MinION-based long-read sequencing and assembly extends the Caenorhabditis elegans reference genome

Abstract

Advances in long read single molecule sequencing have opened new possibilities for 'benchtop' whole genome sequencing. The Oxford Nanopore Technologies MinION is a portable device that uses nanopore technology that can directly sequence DNA molecules. MinION single molecule long sequence reads are well suited for de novo assembly of complex genomes as they facilitate the construction of highly contiguous physical genome maps obviating the need for labor-intensive physical genome mapping. Long sequence reads can also be used to delineate complex chromosomal rearrangements, such as those that occur in tumour cells, that can confound analysis using short reads. Here, we assessed MinION long read-derived sequences for feasibility concerning: 1) the de novo assembly of a large complex genome and 2) the elucidation of complex rearrangements.

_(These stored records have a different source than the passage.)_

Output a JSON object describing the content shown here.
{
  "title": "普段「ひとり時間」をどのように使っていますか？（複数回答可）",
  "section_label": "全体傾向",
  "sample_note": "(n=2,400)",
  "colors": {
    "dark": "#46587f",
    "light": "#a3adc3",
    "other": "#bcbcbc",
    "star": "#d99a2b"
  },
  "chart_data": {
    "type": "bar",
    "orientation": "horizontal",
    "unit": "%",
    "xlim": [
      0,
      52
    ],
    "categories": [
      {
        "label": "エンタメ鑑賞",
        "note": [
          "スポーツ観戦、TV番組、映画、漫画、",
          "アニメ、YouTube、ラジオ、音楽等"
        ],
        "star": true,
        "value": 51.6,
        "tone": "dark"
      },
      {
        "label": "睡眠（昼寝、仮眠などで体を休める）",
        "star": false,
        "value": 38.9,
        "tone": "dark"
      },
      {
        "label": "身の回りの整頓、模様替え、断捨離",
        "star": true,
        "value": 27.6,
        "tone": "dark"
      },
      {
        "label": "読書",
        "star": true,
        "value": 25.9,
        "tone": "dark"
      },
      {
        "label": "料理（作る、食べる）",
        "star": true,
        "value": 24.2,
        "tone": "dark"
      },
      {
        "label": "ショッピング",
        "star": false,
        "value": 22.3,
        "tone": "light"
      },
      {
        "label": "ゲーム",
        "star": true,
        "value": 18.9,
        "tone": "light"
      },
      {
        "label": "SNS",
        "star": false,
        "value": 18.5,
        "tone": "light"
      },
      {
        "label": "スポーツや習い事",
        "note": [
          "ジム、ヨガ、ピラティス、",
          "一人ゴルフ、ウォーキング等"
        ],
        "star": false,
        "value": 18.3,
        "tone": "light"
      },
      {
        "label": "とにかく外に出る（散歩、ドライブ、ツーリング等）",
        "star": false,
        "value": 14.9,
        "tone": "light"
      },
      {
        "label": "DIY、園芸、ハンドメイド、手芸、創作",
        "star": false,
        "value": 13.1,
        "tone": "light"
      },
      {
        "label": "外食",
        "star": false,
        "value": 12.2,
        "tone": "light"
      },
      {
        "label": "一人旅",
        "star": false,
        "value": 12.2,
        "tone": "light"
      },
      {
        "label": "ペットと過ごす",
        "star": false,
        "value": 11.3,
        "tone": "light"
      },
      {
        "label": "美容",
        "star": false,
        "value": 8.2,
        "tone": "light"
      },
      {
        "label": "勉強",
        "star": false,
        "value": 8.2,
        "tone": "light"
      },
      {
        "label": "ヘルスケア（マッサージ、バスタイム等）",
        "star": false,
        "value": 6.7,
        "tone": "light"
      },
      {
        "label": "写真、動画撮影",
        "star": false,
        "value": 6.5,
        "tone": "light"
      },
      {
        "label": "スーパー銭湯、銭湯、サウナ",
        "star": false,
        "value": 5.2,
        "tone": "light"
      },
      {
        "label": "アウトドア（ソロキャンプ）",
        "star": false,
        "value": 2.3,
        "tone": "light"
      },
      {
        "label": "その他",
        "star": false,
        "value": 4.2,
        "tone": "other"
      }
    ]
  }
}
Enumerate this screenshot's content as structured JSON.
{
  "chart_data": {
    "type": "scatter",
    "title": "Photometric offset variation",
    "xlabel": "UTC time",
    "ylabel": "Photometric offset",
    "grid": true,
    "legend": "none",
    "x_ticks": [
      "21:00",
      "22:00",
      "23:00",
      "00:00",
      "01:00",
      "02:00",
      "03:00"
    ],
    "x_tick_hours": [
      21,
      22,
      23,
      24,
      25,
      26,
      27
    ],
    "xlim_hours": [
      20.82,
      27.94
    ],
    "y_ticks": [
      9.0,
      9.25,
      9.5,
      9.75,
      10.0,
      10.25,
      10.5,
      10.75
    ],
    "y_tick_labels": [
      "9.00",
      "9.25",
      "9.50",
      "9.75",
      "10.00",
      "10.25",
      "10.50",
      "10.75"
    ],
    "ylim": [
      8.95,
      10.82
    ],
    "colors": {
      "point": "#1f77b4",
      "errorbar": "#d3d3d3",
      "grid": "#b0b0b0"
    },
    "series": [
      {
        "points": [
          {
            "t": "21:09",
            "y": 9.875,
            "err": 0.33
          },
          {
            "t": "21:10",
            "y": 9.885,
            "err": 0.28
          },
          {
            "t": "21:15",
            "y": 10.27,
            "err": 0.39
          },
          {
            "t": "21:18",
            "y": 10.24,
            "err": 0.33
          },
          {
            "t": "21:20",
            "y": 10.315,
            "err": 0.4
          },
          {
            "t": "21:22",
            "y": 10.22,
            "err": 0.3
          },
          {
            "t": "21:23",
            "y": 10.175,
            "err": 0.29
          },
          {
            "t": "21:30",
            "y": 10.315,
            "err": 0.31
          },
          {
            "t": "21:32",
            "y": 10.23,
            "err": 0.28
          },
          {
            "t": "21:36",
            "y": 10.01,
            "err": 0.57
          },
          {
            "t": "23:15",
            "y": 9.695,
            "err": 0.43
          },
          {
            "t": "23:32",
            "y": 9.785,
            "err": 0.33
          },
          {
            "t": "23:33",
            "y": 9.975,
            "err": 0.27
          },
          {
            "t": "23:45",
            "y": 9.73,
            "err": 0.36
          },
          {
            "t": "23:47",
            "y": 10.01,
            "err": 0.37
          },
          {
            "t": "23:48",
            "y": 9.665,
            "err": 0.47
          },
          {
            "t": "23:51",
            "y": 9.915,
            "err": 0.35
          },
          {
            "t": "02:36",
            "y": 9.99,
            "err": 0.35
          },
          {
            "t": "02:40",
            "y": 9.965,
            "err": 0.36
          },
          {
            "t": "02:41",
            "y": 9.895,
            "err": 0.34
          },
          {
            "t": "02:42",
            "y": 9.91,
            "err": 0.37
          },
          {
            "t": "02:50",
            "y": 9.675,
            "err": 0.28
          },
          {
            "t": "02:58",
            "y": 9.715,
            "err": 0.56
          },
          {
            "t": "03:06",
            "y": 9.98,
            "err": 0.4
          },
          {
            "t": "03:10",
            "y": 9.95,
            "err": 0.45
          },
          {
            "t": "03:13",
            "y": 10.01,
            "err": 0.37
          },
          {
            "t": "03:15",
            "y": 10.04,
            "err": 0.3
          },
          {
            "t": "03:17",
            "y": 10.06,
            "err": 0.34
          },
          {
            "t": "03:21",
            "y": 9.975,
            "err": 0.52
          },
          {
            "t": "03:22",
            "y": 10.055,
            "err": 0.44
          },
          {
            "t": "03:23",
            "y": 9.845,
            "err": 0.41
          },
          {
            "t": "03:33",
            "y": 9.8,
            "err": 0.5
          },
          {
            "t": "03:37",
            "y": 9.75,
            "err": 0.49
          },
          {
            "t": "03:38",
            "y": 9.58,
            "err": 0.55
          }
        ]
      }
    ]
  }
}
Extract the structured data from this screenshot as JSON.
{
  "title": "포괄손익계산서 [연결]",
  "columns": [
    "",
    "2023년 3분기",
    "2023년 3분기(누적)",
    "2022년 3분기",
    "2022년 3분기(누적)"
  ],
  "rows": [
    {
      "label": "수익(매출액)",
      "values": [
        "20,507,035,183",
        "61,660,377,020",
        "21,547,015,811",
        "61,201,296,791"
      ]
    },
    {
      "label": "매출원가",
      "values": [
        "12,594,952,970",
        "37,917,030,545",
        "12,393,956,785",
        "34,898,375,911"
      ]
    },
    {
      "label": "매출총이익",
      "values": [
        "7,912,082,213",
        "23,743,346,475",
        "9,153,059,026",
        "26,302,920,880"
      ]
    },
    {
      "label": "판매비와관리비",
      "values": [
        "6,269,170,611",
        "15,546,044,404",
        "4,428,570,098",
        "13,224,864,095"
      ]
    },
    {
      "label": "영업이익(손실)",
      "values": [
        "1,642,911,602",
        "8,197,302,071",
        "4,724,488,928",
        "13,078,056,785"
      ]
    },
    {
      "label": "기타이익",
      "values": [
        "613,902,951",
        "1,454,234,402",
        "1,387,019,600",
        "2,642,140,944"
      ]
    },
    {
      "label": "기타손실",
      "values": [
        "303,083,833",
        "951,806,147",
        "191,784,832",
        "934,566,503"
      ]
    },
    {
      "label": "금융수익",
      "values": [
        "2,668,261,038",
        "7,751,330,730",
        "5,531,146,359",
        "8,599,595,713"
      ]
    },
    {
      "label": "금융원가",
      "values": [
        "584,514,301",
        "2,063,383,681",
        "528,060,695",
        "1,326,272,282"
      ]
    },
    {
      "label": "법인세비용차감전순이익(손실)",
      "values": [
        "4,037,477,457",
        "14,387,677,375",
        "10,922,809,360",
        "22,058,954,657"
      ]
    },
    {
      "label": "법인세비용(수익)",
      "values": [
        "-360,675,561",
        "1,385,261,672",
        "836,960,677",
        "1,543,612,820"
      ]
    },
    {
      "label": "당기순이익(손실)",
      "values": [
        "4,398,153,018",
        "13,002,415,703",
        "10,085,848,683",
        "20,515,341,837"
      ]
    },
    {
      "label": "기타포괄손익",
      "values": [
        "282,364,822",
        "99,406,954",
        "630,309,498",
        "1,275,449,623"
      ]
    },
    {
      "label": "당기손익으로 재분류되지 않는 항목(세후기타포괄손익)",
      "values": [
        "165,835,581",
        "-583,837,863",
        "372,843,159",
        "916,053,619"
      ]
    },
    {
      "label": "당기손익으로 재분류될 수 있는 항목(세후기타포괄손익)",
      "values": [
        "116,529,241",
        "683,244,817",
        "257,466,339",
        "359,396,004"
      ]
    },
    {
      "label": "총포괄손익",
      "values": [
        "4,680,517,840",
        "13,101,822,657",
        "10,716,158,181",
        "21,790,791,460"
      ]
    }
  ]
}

The genomes of two Caenorhabditis elegans strains, a wild type strain and a strain containing two complex rearrangements were sequenced with MinION. Up to 42-fold coverage was obtained from a single flowcell and the best pooled data assembly produced a highly contiguous wild type C. elegans genome containing 48 contigs (N50 contig length = 3.99 Mb) covering >99% of the 100,286,401 base reference genome. Further, the MinION-derived genome assembly expanded the C. elegans reference genome by >2Mb due to a more accurate determination of repetitive sequence elements, and assembled the complete genomes of two co-extracted bacteria. MinION long read sequence data also facilitated the elucidation of complex rearrangements in a mutagenized strain. The sequence accuracy of the MinION long read contigs (~98%) was improved using Illumina-derived sequence data to polish the final genome assembly to 99.8% nucleotide accuracy when compared to the reference assembly.